Because of the data structure with serial measurements on the same individuals, linear mixed models were utilized, as they explicitly allow for clustering of observations from the same individual and analyzed associations across all time points simultaneously. We included a random effect for each patient in all the models. Our analysis plan was based on three different scenarios: a univariate, a full multivariate model, and a final model after backward selection from the full model.

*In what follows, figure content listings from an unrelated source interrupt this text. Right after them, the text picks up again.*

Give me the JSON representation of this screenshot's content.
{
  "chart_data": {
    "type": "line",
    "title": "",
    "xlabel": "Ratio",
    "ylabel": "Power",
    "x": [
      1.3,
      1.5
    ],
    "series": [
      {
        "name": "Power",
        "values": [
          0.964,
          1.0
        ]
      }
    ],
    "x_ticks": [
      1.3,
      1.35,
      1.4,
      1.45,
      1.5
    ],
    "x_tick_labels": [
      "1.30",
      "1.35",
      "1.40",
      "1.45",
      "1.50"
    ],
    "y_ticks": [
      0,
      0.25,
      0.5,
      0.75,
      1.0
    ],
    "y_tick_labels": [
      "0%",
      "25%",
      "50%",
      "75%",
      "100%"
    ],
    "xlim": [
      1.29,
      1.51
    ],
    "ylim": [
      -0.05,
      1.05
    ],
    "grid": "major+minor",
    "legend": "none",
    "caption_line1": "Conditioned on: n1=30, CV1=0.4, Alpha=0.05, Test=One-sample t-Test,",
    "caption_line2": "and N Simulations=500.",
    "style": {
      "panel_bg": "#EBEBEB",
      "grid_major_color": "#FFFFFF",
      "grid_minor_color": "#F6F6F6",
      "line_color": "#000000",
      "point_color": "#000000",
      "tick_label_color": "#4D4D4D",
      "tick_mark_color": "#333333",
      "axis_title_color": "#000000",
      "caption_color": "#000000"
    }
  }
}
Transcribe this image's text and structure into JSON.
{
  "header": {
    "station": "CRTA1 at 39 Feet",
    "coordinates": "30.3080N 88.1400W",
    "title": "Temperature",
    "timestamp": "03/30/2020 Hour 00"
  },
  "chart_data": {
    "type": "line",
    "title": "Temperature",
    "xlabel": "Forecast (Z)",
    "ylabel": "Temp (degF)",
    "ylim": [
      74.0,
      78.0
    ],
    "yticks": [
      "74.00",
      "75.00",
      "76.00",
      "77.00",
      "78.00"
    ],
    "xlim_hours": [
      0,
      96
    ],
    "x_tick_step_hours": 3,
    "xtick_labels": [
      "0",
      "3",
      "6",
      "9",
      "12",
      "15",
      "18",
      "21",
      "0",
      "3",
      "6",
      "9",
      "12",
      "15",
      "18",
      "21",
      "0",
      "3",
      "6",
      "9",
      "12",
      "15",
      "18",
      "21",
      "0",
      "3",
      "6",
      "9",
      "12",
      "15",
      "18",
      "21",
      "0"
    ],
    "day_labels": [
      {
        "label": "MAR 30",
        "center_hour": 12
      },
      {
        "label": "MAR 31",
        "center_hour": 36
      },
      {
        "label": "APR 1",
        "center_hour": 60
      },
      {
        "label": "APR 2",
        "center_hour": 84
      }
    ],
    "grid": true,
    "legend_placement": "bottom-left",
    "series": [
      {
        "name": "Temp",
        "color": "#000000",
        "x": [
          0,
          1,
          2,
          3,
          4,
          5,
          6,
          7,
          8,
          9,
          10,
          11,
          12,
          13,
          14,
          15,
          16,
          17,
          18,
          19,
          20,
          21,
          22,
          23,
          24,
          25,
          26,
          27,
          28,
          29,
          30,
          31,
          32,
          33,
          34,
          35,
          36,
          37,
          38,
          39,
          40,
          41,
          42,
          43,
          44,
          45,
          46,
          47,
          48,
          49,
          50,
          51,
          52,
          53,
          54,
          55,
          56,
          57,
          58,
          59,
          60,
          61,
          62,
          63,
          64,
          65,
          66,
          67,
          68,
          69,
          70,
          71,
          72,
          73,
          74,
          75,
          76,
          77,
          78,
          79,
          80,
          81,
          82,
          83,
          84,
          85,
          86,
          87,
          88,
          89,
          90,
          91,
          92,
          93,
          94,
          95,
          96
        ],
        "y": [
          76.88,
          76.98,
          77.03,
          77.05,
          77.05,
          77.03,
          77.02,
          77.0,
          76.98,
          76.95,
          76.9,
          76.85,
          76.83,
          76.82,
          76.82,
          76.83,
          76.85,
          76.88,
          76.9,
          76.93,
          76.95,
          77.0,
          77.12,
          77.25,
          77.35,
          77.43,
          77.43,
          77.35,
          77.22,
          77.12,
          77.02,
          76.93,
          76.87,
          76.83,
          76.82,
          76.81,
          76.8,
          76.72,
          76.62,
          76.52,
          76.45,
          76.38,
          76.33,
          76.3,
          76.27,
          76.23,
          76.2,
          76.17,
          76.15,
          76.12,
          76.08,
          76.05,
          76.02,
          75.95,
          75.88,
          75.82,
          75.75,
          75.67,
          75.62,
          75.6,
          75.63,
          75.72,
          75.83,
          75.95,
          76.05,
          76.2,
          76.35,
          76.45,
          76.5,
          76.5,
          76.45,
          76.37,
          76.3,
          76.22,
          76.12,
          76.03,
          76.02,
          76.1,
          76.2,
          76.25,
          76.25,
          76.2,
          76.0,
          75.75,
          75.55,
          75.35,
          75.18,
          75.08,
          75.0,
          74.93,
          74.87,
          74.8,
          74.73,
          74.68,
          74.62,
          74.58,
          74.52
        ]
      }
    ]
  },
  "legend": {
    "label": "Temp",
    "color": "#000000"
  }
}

Primarily, series of univariate models were fitted for each explanatory variable using MRI or US inflammatory markers as the dependent variable. As a second step, all explanatory variables were included in the full multivariate model with age, sex, and disease duration at baseline as possible confounders. Finally, we conducted a backward selection from the full model with a 0.05 p value cutoff to reach the final models. As a sensitivity analysis, flare duration (four categories) was used as an explanatory variable.
The validity of the models’ assumptions was tested, checking variance homogeneity and normality of random effects and residuals by diagnostic plots. Logarithmic transformations of outcomes were applied if appropriate and collinearity was checked for in the multivariate models. As mixed effects regression models take into account missing outcome observations by design, we did not otherwise model missing data.
For MRI reliability assessment, both inter-reader and intra-reader agreement analyses utilized intraclass correlation coefficients (ICCs; two-way mixed effects model, absolute agreement). Moreover, the smallest detectable change (SDC) was calculated for the change in score between baseline and FV1.
Coefficients are reported with 95% confidence interval (95% CI). p values < 0.05 were considered statistically significant. The analyses were carried out using Stata 15.0 (StataCorp, TX, USA).